Pourtant, contre la Frankfurter Allgemeine Zeitung, même si pour beaucoup, les risques entraînés par cette intervention sont grands et quasi incalculables, les espérances qu’elle suscite sont à la hauteur de ces craintes. Il est peut être naïf de croire ainsi pacifier et stabiliser le Congo. Mais le gouvernement d’Angela Merkel a raison : il est de l’intérêt de l’Europe et de l’Allemagne qu’au moins la tentative soit faite. C’est pourquoi les Européens ne doivent pas décliner cette mission de maintien de l’ordre qui, pour autant, ne doit pas se transformer en « mission impossible ».

Ces élections libres sont essentielles pour la République démocratique du Congo, rappelle la Tageszeitung. Le résultat de ce scrutin doit donc être au-dessus de tout soupçon.
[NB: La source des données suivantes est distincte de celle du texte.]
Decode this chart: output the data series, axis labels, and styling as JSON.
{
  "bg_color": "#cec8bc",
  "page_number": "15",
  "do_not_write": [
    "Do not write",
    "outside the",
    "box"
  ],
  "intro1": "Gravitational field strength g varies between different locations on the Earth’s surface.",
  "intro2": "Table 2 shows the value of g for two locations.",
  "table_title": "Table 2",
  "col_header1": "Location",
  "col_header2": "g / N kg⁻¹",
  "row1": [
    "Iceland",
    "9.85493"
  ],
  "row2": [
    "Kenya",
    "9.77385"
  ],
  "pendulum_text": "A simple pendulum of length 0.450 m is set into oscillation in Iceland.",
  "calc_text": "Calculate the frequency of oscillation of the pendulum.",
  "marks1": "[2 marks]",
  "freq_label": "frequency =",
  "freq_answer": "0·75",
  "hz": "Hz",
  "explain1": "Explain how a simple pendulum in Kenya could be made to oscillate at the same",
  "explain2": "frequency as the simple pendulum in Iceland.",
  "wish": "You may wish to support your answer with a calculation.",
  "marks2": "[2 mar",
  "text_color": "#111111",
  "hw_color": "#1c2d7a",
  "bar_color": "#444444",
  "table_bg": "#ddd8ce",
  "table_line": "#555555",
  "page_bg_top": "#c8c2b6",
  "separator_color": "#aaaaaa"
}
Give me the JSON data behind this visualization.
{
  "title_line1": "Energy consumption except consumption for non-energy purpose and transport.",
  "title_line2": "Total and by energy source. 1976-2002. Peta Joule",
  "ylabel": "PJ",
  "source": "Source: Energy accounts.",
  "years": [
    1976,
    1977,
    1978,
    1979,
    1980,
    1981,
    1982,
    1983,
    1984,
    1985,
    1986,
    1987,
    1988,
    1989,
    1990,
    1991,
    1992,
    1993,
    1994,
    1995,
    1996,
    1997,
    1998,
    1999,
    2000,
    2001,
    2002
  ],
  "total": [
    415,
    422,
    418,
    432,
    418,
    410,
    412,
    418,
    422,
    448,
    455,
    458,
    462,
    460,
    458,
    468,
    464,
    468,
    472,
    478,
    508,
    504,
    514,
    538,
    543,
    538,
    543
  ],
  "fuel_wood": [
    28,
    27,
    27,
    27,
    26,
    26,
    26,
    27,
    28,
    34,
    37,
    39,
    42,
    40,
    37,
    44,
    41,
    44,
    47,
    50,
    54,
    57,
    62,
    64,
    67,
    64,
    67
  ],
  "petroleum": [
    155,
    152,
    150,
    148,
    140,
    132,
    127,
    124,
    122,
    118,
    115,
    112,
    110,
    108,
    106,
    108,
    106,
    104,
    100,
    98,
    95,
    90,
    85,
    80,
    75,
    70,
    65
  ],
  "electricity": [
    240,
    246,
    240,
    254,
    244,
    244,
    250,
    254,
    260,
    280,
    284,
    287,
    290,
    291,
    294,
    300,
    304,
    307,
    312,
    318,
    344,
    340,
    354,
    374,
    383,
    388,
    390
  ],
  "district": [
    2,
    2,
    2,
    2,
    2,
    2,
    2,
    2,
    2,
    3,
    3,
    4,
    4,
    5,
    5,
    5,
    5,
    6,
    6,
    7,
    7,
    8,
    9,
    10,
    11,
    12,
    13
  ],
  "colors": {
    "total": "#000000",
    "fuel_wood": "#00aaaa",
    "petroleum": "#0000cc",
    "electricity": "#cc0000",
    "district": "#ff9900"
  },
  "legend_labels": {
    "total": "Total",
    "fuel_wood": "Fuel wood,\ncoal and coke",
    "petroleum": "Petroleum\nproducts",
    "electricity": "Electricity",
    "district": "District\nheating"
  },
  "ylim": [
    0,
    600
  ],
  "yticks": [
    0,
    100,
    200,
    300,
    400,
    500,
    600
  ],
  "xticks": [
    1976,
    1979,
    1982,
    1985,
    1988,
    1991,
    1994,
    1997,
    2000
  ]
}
Après avoir financé et organisé ce processus, la communauté internationale ne peut pas en abandonner l’issue au droit du plus fort. Si l’intervention militaire est chose décidée, l’absence de solution aux conflits politiques du Congo reste pourtant cruelle. Et là, l’Allemagne, qui prend la tête de la mission militaire européenne, a également son rôle à jouer, sur le plan politique cette fois, conclut le quotidien.